Cortes da Selic e retomada econômica: não há capitalismo sem crédito

A nova redução de 0,75 pontos percentuais da taxa Selic, representando recuo de 13,0% ao ano para 12,25% a.a., definida pelo Comitê de Política Monetária (Copom), do Banco Central, no encontro de 22 de fevereiro de 2017, confirma a continuidade do afrouxamento do garrote monetário, iniciado, de forma moderada, em fins de 2016, e intensificado neste começo de ano. Trata-se do quarto corte seguido, que serviu para colocar os juros básicos do País no menor patamar desde janeiro de 2015.
Mais uma vez a autoridade monetária demonstrou firme convicção acerca da consistente trajetória de declínio da inflação, propiciada pela profunda e prolongada recessão, que atinge o País desde o princípio de 2014 e que, ao contrário do que avalia parcela expressiva dos meios especializados, defendendo que os negócios já desenhariam um ciclo de retomada, parece aproximar-se de uma situação de “nado no do fundo do poço”.

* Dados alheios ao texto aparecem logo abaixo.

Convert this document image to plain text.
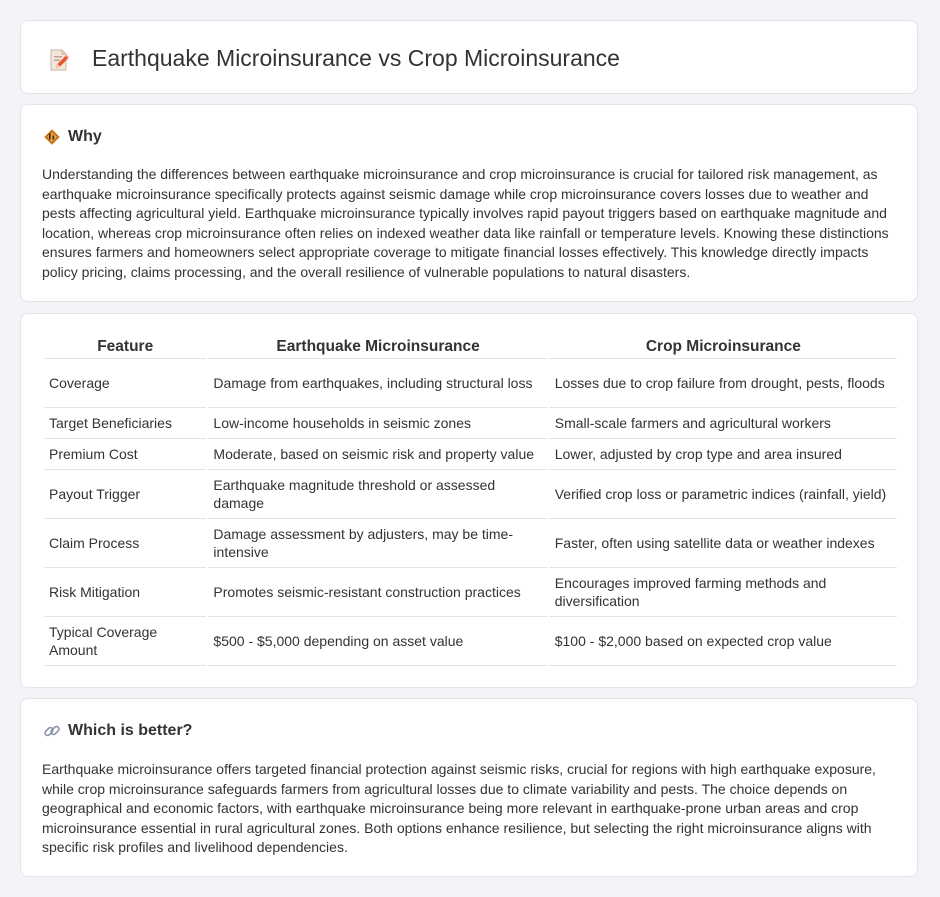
Earthquake Microinsurance vs Crop Microinsurance
Why

Understanding the differences between earthquake microinsurance and crop microinsurance is crucial for tailored risk management, as earthquake microinsurance specifically protects against seismic damage while crop microinsurance covers losses due to weather and pests affecting agricultural yield. Earthquake microinsurance typically involves rapid payout triggers based on earthquake magnitude and location, whereas crop microinsurance often relies on indexed weather data like rainfall or temperature levels. Knowing these distinctions ensures farmers and homeowners select appropriate coverage to mitigate financial losses effectively. This knowledge directly impacts policy pricing, claims processing, and the overall resilience of vulnerable populations to natural disasters.

Feature	Earthquake Microinsurance	Crop Microinsurance
Coverage	Damage from earthquakes, including structural loss	Losses due to crop failure from drought, pests, floods
Target Beneficiaries	Low-income households in seismic zones	Small-scale farmers and agricultural workers
Premium Cost	Moderate, based on seismic risk and property value	Lower, adjusted by crop type and area insured
Payout Trigger	Earthquake magnitude threshold or assessed damage	Verified crop loss or parametric indices (rainfall, yield)
Claim Process	Damage assessment by adjusters, may be time-intensive	Faster, often using satellite data or weather indexes
Risk Mitigation	Promotes seismic-resistant construction practices	Encourages improved farming methods and diversification
Typical Coverage Amount	$500 - $5,000 depending on asset value	$100 - $2,000 based on expected crop value
Which is better?

Earthquake microinsurance offers targeted financial protection against seismic risks, crucial for regions with high earthquake exposure, while crop microinsurance safeguards farmers from agricultural losses due to climate variability and pests. The choice depends on geographical and economic factors, with earthquake microinsurance being more relevant in earthquake-prone urban areas and crop microinsurance essential in rural agricultural zones. Both options enhance resilience, but selecting the right microinsurance aligns with specific risk profiles and livelihood dependencies.
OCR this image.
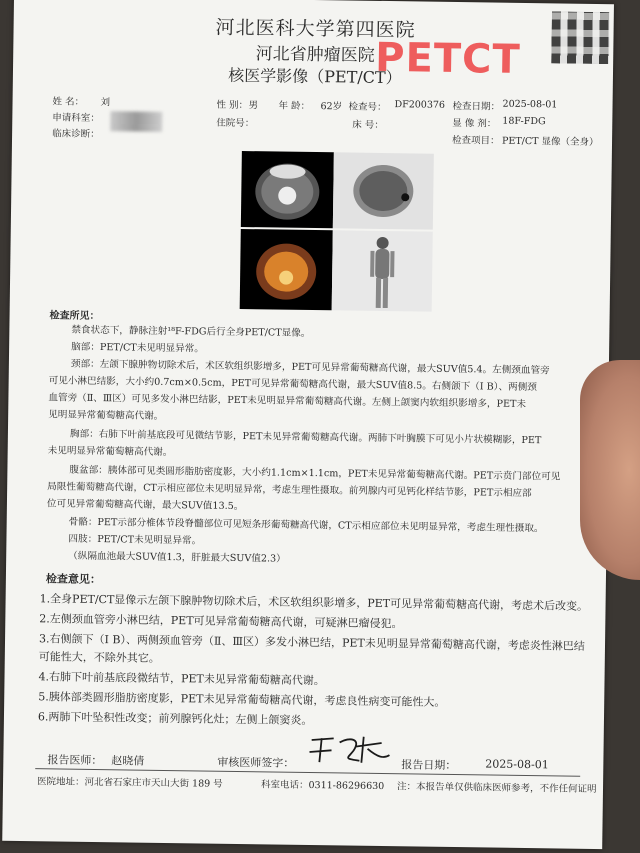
河北医科大学第四医院
河北省肿瘤医院
核医学影像（PET/CT）
PETCT
姓 名： 刘
申请科室：
临床诊断：
性 别： 男 年 龄： 62岁 检查号： DF200376 检查日期： 2025-08-01
住院号：	床 号：	显 像 剂： 18F-FDG
检查项目： PET/CT 显像（全身）
检查所见：
禁食状态下，静脉注射¹⁸F-FDG后行全身PET/CT显像。
脑部：PET/CT未见明显异常。
颈部：左颌下腺肿物切除术后，术区软组织影增多，PET可见异常葡萄糖高代谢，最大SUV值5.4。左侧颈血管旁
可见小淋巴结影，大小约0.7cm×0.5cm，PET可见异常葡萄糖高代谢，最大SUV值8.5。右侧颌下（Ⅰ B）、两侧颈
血管旁（Ⅱ、Ⅲ区）可见多发小淋巴结影，PET未见明显异常葡萄糖高代谢。左侧上颌窦内软组织影增多，PET未
见明显异常葡萄糖高代谢。
胸部：右肺下叶前基底段可见微结节影，PET未见异常葡萄糖高代谢。两肺下叶胸膜下可见小片状模糊影，PET
未见明显异常葡萄糖高代谢。
腹盆部：胰体部可见类圆形脂肪密度影，大小约1.1cm×1.1cm，PET未见异常葡萄糖高代谢。PET示贲门部位可见
局限性葡萄糖高代谢，CT示相应部位未见明显异常，考虑生理性摄取。前列腺内可见钙化样结节影，PET示相应部
位可见异常葡萄糖高代谢，最大SUV值13.5。
骨骼：PET示部分椎体节段脊髓部位可见短条形葡萄糖高代谢，CT示相应部位未见明显异常，考虑生理性摄取。
四肢：PET/CT未见明显异常。
（纵隔血池最大SUV值1.3，肝脏最大SUV值2.3）
检查意见：
1.全身PET/CT显像示左颌下腺肿物切除术后，术区软组织影增多，PET可见异常葡萄糖高代谢，考虑术后改变。
2.左侧颈血管旁小淋巴结，PET可见异常葡萄糖高代谢，可疑淋巴瘤侵犯。
3.右侧颌下（Ⅰ B）、两侧颈血管旁（Ⅱ、Ⅲ区）多发小淋巴结，PET未见明显异常葡萄糖高代谢，考虑炎性淋巴结
可能性大，不除外其它。
4.右肺下叶前基底段微结节，PET未见异常葡萄糖高代谢。
5.胰体部类圆形脂肪密度影，PET未见异常葡萄糖高代谢，考虑良性病变可能性大。
6.两肺下叶坠积性改变；前列腺钙化灶；左侧上颌窦炎。
报告医师： 赵晓倩	审核医师签字：	报告日期：	2025-08-01
医院地址：河北省石家庄市天山大街 189 号	科室电话：0311-86296630 注：本报告单仅供临床医师参考，不作任何证明
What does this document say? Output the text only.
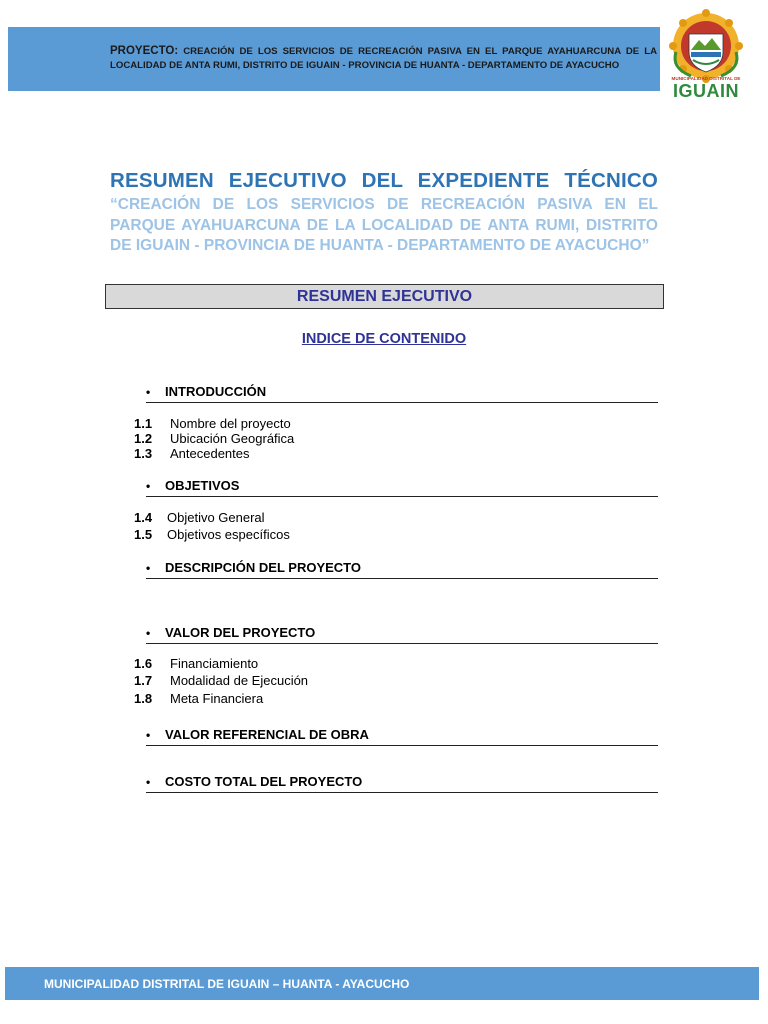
PROYECTO: CREACIÓN DE LOS SERVICIOS DE RECREACIÓN PASIVA EN EL PARQUE AYAHUARCUNA DE LA LOCALIDAD DE ANTA RUMI, DISTRITO DE IGUAIN - PROVINCIA DE HUANTA - DEPARTAMENTO DE AYACUCHO
MUNICIPALIDAD DISTRITAL DE
IGUAIN
RESUMEN EJECUTIVO DEL EXPEDIENTE TÉCNICO
“CREACIÓN DE LOS SERVICIOS DE RECREACIÓN PASIVA EN EL PARQUE AYAHUARCUNA DE LA LOCALIDAD DE ANTA RUMI, DISTRITO DE IGUAIN - PROVINCIA DE HUANTA - DEPARTAMENTO DE AYACUCHO”
RESUMEN EJECUTIVO
INDICE DE CONTENIDO
• INTRODUCCIÓN
1.1 Nombre del proyecto
1.2 Ubicación Geográfica
1.3 Antecedentes
• OBJETIVOS
1.4 Objetivo General
1.5 Objetivos específicos
• DESCRIPCIÓN DEL PROYECTO
• VALOR DEL PROYECTO
1.6 Financiamiento
1.7 Modalidad de Ejecución
1.8 Meta Financiera
• VALOR REFERENCIAL DE OBRA
• COSTO TOTAL DEL PROYECTO
MUNICIPALIDAD DISTRITAL DE IGUAIN – HUANTA - AYACUCHO
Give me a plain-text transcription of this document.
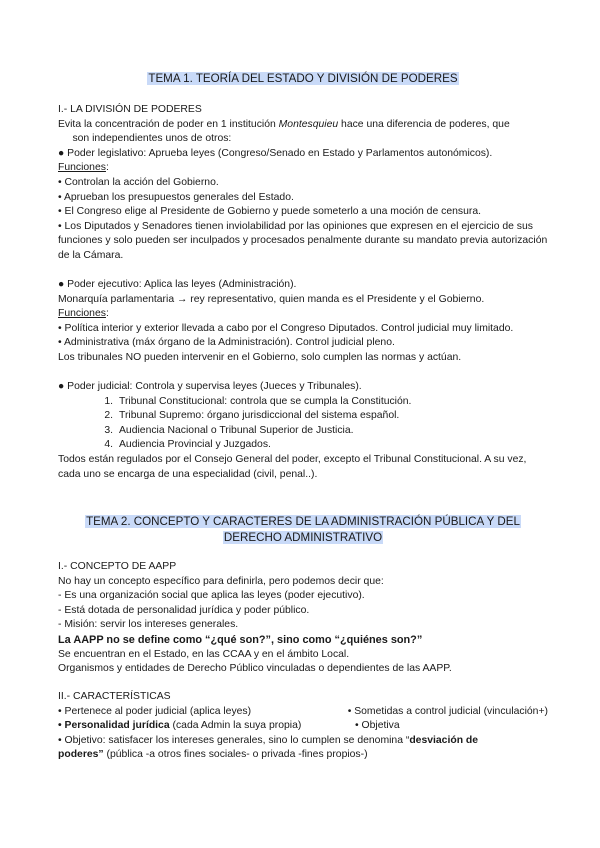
TEMA 1. TEORÍA DEL ESTADO Y DIVISIÓN DE PODERES
I.- LA DIVISIÓN DE PODERES
Evita la concentración de poder en 1 institución Montesquieu hace una diferencia de poderes, que
son independientes unos de otros:
● Poder legislativo: Aprueba leyes (Congreso/Senado en Estado y Parlamentos autonómicos).
Funciones:
• Controlan la acción del Gobierno.
• Aprueban los presupuestos generales del Estado.
• El Congreso elige al Presidente de Gobierno y puede someterlo a una moción de censura.
• Los Diputados y Senadores tienen inviolabilidad por las opiniones que expresen en el ejercicio de sus funciones y solo pueden ser inculpados y procesados penalmente durante su mandato previa autorización de la Cámara.
● Poder ejecutivo: Aplica las leyes (Administración).
Monarquía parlamentaria → rey representativo, quien manda es el Presidente y el Gobierno.
Funciones:
• Política interior y exterior llevada a cabo por el Congreso Diputados. Control judicial muy limitado.
• Administrativa (máx órgano de la Administración). Control judicial pleno.
Los tribunales NO pueden intervenir en el Gobierno, solo cumplen las normas y actúan.
● Poder judicial: Controla y supervisa leyes (Jueces y Tribunales).
1. Tribunal Constitucional: controla que se cumpla la Constitución.
2. Tribunal Supremo: órgano jurisdiccional del sistema español.
3. Audiencia Nacional o Tribunal Superior de Justicia.
4. Audiencia Provincial y Juzgados.
Todos están regulados por el Consejo General del poder, excepto el Tribunal Constitucional. A su vez, cada uno se encarga de una especialidad (civil, penal..).
TEMA 2. CONCEPTO Y CARACTERES DE LA ADMINISTRACIÓN PÚBLICA Y DEL
DERECHO ADMINISTRATIVO
I.- CONCEPTO DE AAPP
No hay un concepto específico para definirla, pero podemos decir que:
- Es una organización social que aplica las leyes (poder ejecutivo).
- Está dotada de personalidad jurídica y poder público.
- Misión: servir los intereses generales.
La AAPP no se define como “¿qué son?”, sino como “¿quiénes son?”
Se encuentran en el Estado, en las CCAA y en el ámbito Local.
Organismos y entidades de Derecho Público vinculadas o dependientes de las AAPP.
II.- CARACTERÍSTICAS
• Pertenece al poder judicial (aplica leyes)	• Sometidas a control judicial (vinculación+)
• Personalidad jurídica (cada Admin la suya propia)	• Objetiva
• Objetivo: satisfacer los intereses generales, sino lo cumplen se denomina “desviación de
poderes” (pública -a otros fines sociales- o privada -fines propios-)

A esmagadora maioria dos indicadores correntes aponta que, na mais tolerante interpretação, o quadro econômico teria parado de piorar. Ademais, o elevado grau de endividamento e inadimplência dos consumidores, as taxas recordes de desemprego, a multiplicação do passivo das empresas e a enorme capacidade produtiva ociosa do parque industrial representam barreiras nada desprezíveis à recuperação da demanda doméstica (consumo e investimento).
Sem contar que a condição de Estado quebrado, em face da combinação entre deterioração da gestão e malversação dos recursos, agravada pelo fortalecimento das cadeias de corrupção, formadas especialmente por representantes dos poderes constituídos e grandes empreiteiras, inibe e, em certos casos anula, a capacidade de inversão do setor público, em clima ainda inóspito às privatizações, conduzidas institucionalmente por um quase ministro citado em delações premiadas da Lava Jato.
Nessas circunstâncias, a conduta do BC constitui exceção, não regra, de uma orientação econômica expansiva. Por certo, a superação da depressão exige expressiva ampliação e barateamento da oferta de crédito. Até porque, a ciência econômica ainda não conseguiu inventar capitalismo sem crédito. Por isso, a dimensão do decréscimo da Selic precisa contaminar os demais elos e modalidades de financiamento.
É importante reconhecer que a inadimplência é alta, por conta da queda da massa de salários (diminuição dos rendimentos e subida da desocupação). Mas é impossível ignorar o poder de mercado do oligopólio bancário no Brasil, amparado em um modus operandi propenso às operações de tesouraria, atreladas à rolagem da dívida mobiliária federal, desprovida de riscos, que rendem lucros estratosféricos, inibem a competição e encurtam e encarecem o volume de recursos destinados ao giro da roda da economia real.
Apenas como ilustração, quatro entidades (Banco do Brasil, Itaú, Bradesco e Caixa Econômica Federal) atuantes por aqui detêm 72,4% dos ativos do sistema no Brasil, contra 43%, no ano de 2000, o que permite o levantamento da hipótese, pouco confortável, de que, sem amplas alterações no arcabouço financeiro vigente, o desencadeamento de ondas descendentes da Selic pode não beneficiar o tomador final, notadamente em clima de arrefecimento das pressões inflacionárias que, produz, inclusive, a subida dos juros reais.
A reativação sustentada dos níveis de atividade também requer a colaboração da perna fiscal, ainda presa a promessas de ajuste, ancoradas na aplicação do teto dos gastos e na reforma da previdência, em tramitação no Congresso Nacional, instância de credibilidade, na melhor das hipóteses, duvidosa.
Na verdade, sem uma abrangente agenda de modificações estruturais (tributária, administrativa, financeira, patrimonial e do judiciário), dirigida à compressão do tamanho e à impulsão da gestão do estado brasileiro, qualquer indicação de reerguimento das transações pode ser confundida, pelos agentes, como simples faíscas, comprometendo a confiança no futuro.
Nessa perspectiva, outra fonte de perturbação corresponde à taxa de câmbio. Se, de um lado, o retorno da marcha de valorização da moeda nacional constitui apreciável auxílio no combate à inflação, de outro, prejudica a competitividade das exportações, particularmente aquelas realizadas pela indústria, setor mais afetado pela conjuntura de contração econômica.
Mais que isso. De acordo com as inferências internacionais, o Brasil figura no elenco das nações de renda média. O preocupante é que nenhum País conseguiu a proeza de passar para o andar de cima, e integrar o seleto bloco de renda alta no panorama global, sem dispor de um vigoroso e diversificado segmento exportador.
O artigo foi escrito por Gilmar Mendes Lourenço, que é economista, consultor, professor da FAE Business School, ex-Presidente do IPARDES.